Jeff uśmiechnął się jadowicie. Jego nienawiść, pasja i chęć mordu były namacalne, nieomal zaraźliwe. Zafascynowana ledwie poczułam jak krwiożercza duszyczka kładzie dłoń na moim ramieniu i dotyka ustami moich włosów. Zadrżałam, ale nie wiedziałam czy z emocji jakie wywołała u mnie scena, czy z powodu mrowiącego dotyku księciunia.

- Co zrobiłem z Orellem? - powtórzyło nagranie Jeffa, po czym parsknęło szaleńczym śmiechem. - To samo, co zrobię z tobą.

Włamywacz wystrzelił. Jeff rzucił nożem, uchylając się w bok. Bluza na ramieniu Woodsa rozdarła się, a postrzępiony materiał zaczął nasiąkać szkarłatną cieczą. Złodziejaszek uchylił się przed nożem z okrzykiem zaskoczenia.

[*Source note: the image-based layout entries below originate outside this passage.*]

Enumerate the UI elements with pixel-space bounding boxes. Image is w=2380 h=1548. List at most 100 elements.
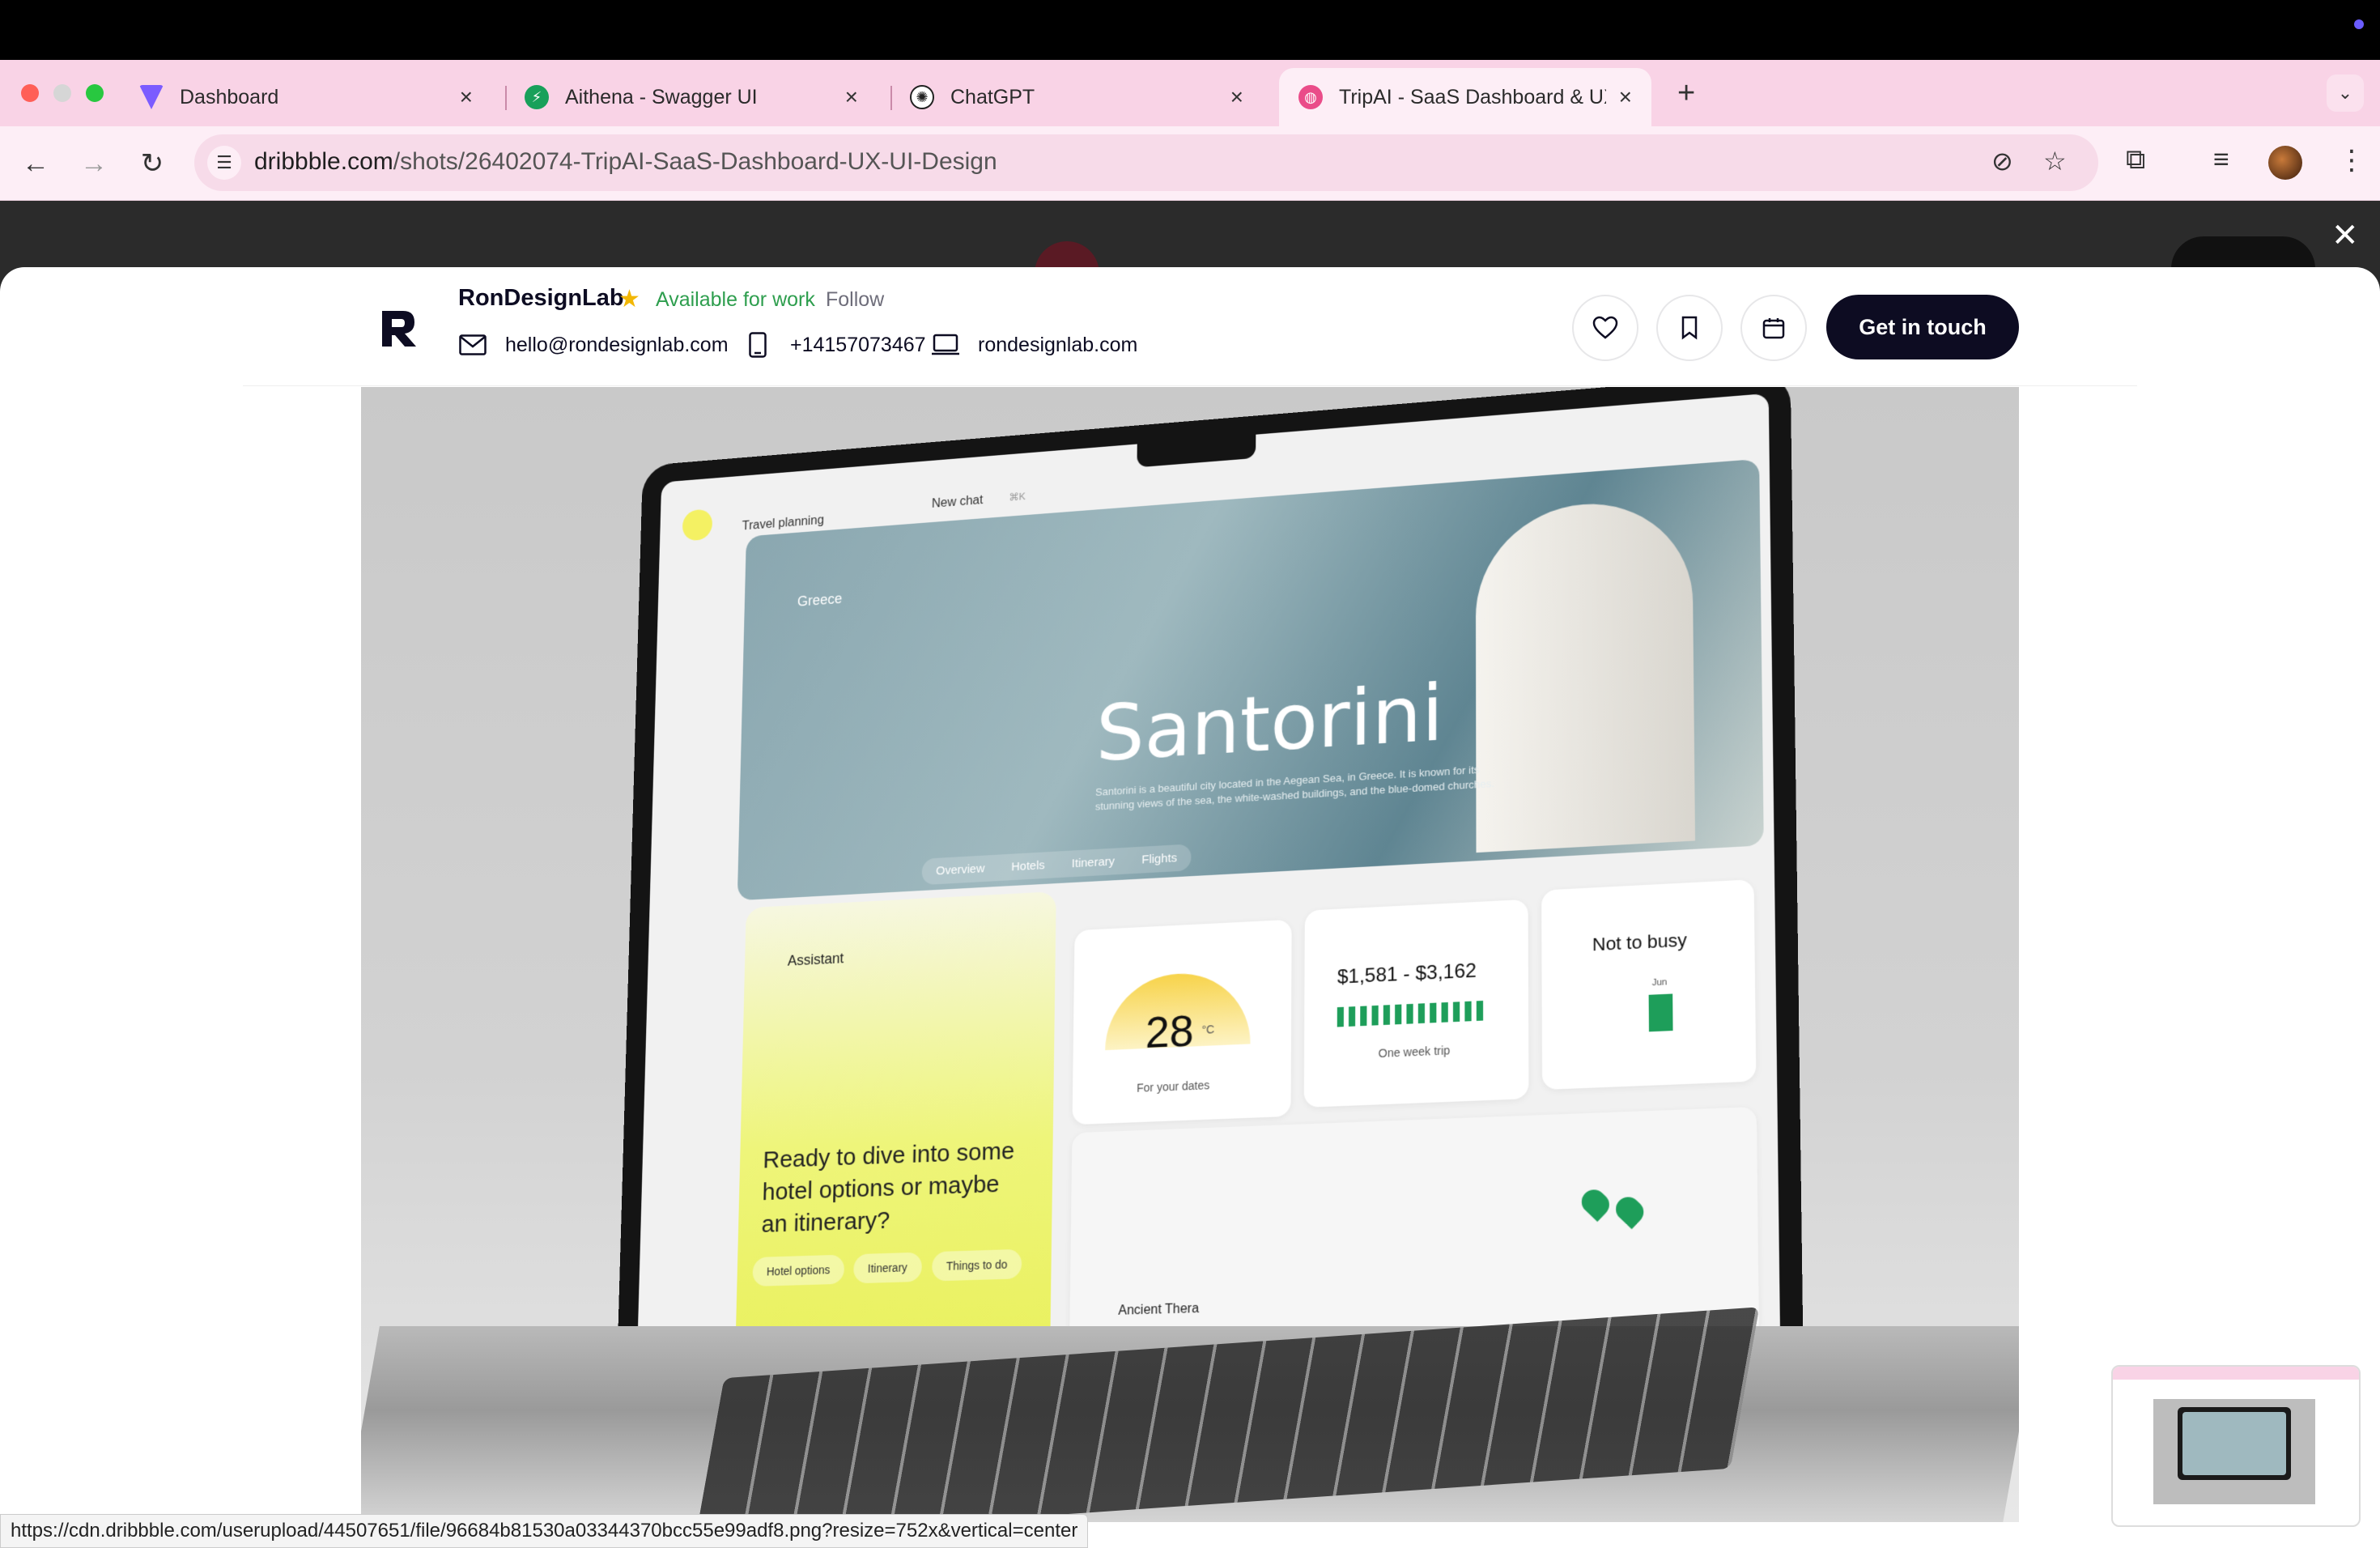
windmill-illustration [1476, 496, 1695, 853]
shot-image[interactable]: Travel planning New chat ⌘K Greece Santo… [361, 387, 2019, 1522]
destination-hero: Greece Santorini Santorini is a beautifu… [737, 459, 1764, 901]
available-for-work-link[interactable]: Available for work [656, 288, 815, 312]
status-bar-url: https://cdn.dribbble.com/userupload/4450… [0, 1514, 1088, 1548]
close-window-icon[interactable] [21, 84, 39, 102]
weather-caption: For your dates [1137, 1078, 1209, 1095]
close-modal-icon[interactable]: ✕ [2331, 217, 2359, 254]
url-text[interactable]: dribbble.com/shots/26402074-TripAI-SaaS-… [254, 148, 997, 176]
calendar-icon [1762, 317, 1785, 339]
like-button[interactable] [1572, 295, 1638, 361]
header-divider [243, 385, 2137, 386]
bookmark-icon [1681, 316, 1698, 340]
get-in-touch-button[interactable]: Get in touch [1826, 295, 2019, 359]
phone-contact[interactable]: +14157073467 [743, 332, 926, 358]
website-contact[interactable]: rondesignlab.com [931, 332, 1137, 358]
weather-temp: 28 [1145, 1006, 1194, 1058]
app-logo-icon [682, 508, 713, 541]
chip-itinerary: Itinerary [853, 1252, 922, 1284]
assistant-prompt: Ready to dive into some hotel options or… [761, 1134, 1029, 1241]
shot-thumbnail[interactable] [2111, 1365, 2361, 1527]
mac-menubar [0, 0, 2380, 60]
crowd-bar [1649, 993, 1673, 1031]
thumb-header [2113, 1367, 2359, 1380]
assistant-title: Assistant [788, 950, 844, 970]
map-pin-icon [1577, 1184, 1614, 1222]
new-tab-icon[interactable]: + [1677, 76, 1695, 111]
close-tab-icon[interactable]: × [845, 84, 858, 110]
tab-hotels: Hotels [1011, 858, 1045, 874]
price-range: $1,581 - $3,162 [1337, 959, 1477, 989]
weather-unit: °C [1201, 1023, 1214, 1036]
site-settings-icon[interactable]: ☰ [207, 146, 241, 180]
profile-avatar[interactable] [2268, 146, 2302, 180]
new-chat-shortcut: ⌘K [1009, 490, 1026, 504]
price-caption: One week trip [1379, 1044, 1451, 1060]
new-chat-label: New chat [932, 494, 984, 512]
designer-name[interactable]: RonDesignLab [458, 285, 624, 312]
laptop-icon [931, 332, 960, 358]
url-host: dribbble.com [254, 148, 393, 175]
tab-strip: Dashboard × ⚡ Aithena - Swagger UI × ✺ C… [0, 60, 2380, 126]
heart-icon [1592, 316, 1618, 340]
crowd-month: Jun [1652, 977, 1668, 988]
shot-modal: RonDesignLab ★ Available for work Follow… [0, 267, 2380, 1548]
tab-label: Aithena - Swagger UI [565, 86, 758, 109]
tab-overview: Overview [936, 861, 985, 878]
phone-text: +14157073467 [790, 334, 926, 357]
address-bar[interactable]: ☰ dribbble.com/shots/26402074-TripAI-Saa… [194, 134, 2098, 191]
tab-chatgpt[interactable]: ✺ ChatGPT × [890, 68, 1263, 126]
assistant-panel: Assistant Ready to dive into some hotel … [734, 891, 1056, 1373]
destination-title: Santorini [1095, 667, 1443, 779]
chip-hotel-options: Hotel options [752, 1255, 844, 1286]
tab-itinerary: Itinerary [1072, 855, 1115, 871]
close-tab-icon[interactable]: × [1230, 84, 1243, 110]
map-pin-icon [1611, 1192, 1648, 1229]
more-menu-icon[interactable]: ⋮ [2338, 144, 2365, 176]
extensions-puzzle-icon[interactable]: ⧉ [2126, 144, 2145, 176]
maximize-window-icon[interactable] [86, 84, 104, 102]
chip-things-to-do: Things to do [932, 1249, 1022, 1282]
back-arrow-icon[interactable]: ← [16, 144, 55, 183]
rondesignlab-logo[interactable] [379, 308, 418, 350]
tab-tripai[interactable]: ◍ TripAI - SaaS Dashboard & UX × [1279, 68, 1651, 126]
swagger-icon: ⚡ [525, 85, 549, 109]
tab-dashboard[interactable]: Dashboard × [120, 68, 492, 126]
tab-search-chevron-icon[interactable]: ⌄ [2327, 74, 2364, 112]
openai-icon: ✺ [910, 85, 934, 109]
save-button[interactable] [1656, 295, 1723, 361]
crowd-card: Not to busy Jun [1541, 879, 1756, 1090]
close-tab-icon[interactable]: × [460, 84, 473, 110]
reload-icon[interactable]: ↻ [133, 144, 172, 183]
location-tag: Greece [797, 591, 843, 610]
minimize-window-icon[interactable] [53, 84, 71, 102]
camera-notch [1137, 435, 1256, 468]
weather-card: 28 °C For your dates [1073, 920, 1292, 1125]
thumb-screen [2182, 1412, 2286, 1475]
eye-off-icon[interactable]: ⊘ [1991, 146, 2013, 176]
destination-tabs: Overview Hotels Itinerary Flights [922, 844, 1192, 885]
tab-label: TripAI - SaaS Dashboard & UX [1339, 86, 1606, 109]
tab-aithena[interactable]: ⚡ Aithena - Swagger UI × [505, 68, 878, 126]
price-bars [1337, 1001, 1487, 1027]
tab-label: ChatGPT [950, 86, 1035, 109]
email-contact[interactable]: hello@rondesignlab.com [458, 332, 729, 358]
website-text: rondesignlab.com [978, 334, 1137, 357]
pro-star-icon: ★ [618, 285, 640, 313]
mail-icon [458, 332, 487, 358]
dribbble-icon: ◍ [1298, 85, 1323, 109]
price-card: $1,581 - $3,162 One week trip [1304, 899, 1529, 1108]
close-tab-icon[interactable]: × [1619, 84, 1632, 110]
media-control-icon[interactable]: ≡ [2213, 144, 2229, 176]
phone-icon [743, 332, 772, 358]
status-dot-icon [2354, 19, 2364, 29]
forward-arrow-icon[interactable]: → [74, 144, 113, 183]
attraction-label: Ancient Thera [1118, 1302, 1199, 1319]
tab-flights: Flights [1141, 851, 1177, 866]
bookmark-star-icon[interactable]: ☆ [2043, 146, 2067, 176]
laptop-lid: Travel planning New chat ⌘K Greece Santo… [616, 387, 1804, 1395]
schedule-button[interactable] [1740, 295, 1807, 361]
vite-icon [139, 85, 164, 109]
email-text: hello@rondesignlab.com [505, 334, 729, 357]
tab-label: Dashboard [180, 86, 278, 109]
follow-button[interactable]: Follow [826, 288, 884, 312]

Ostrze wbiło się dwa cale od niego, tam gdzie przed momentem była jego głowa.

- Rozwalę cię, gnoju! - wrzasnął mężczyzna, prostując się i zabierając rękę z twarzy.

- Doprawdy? - zakupił Jeff i wbił nóż w brzuch przeciwnika. Ten westchnął przeciągle i pobladł momentalnie, otwierając szeroko oczy błyszczące od niedowierzania. - Go to sleep - mruknął Jeff. Wyszarpnął nóż z ciała włamywacza i wsadził go w jego szyję.

Szczęka mi opadła i roztrzaskała się o drewniane panele.

- To niesamowite! - zakrzyknęłam.

Jeff zaśmiał się i pokiwał głową.

- Byłem naprawdę dobry. Serio nie mogę dojść jak ta mała wywłoka mogła mnie zabić.

- Nie biadol, może będziesz miał szansę się odkuć.

- To obietnica?

- Cii! To jeszcze nie koniec nagrania!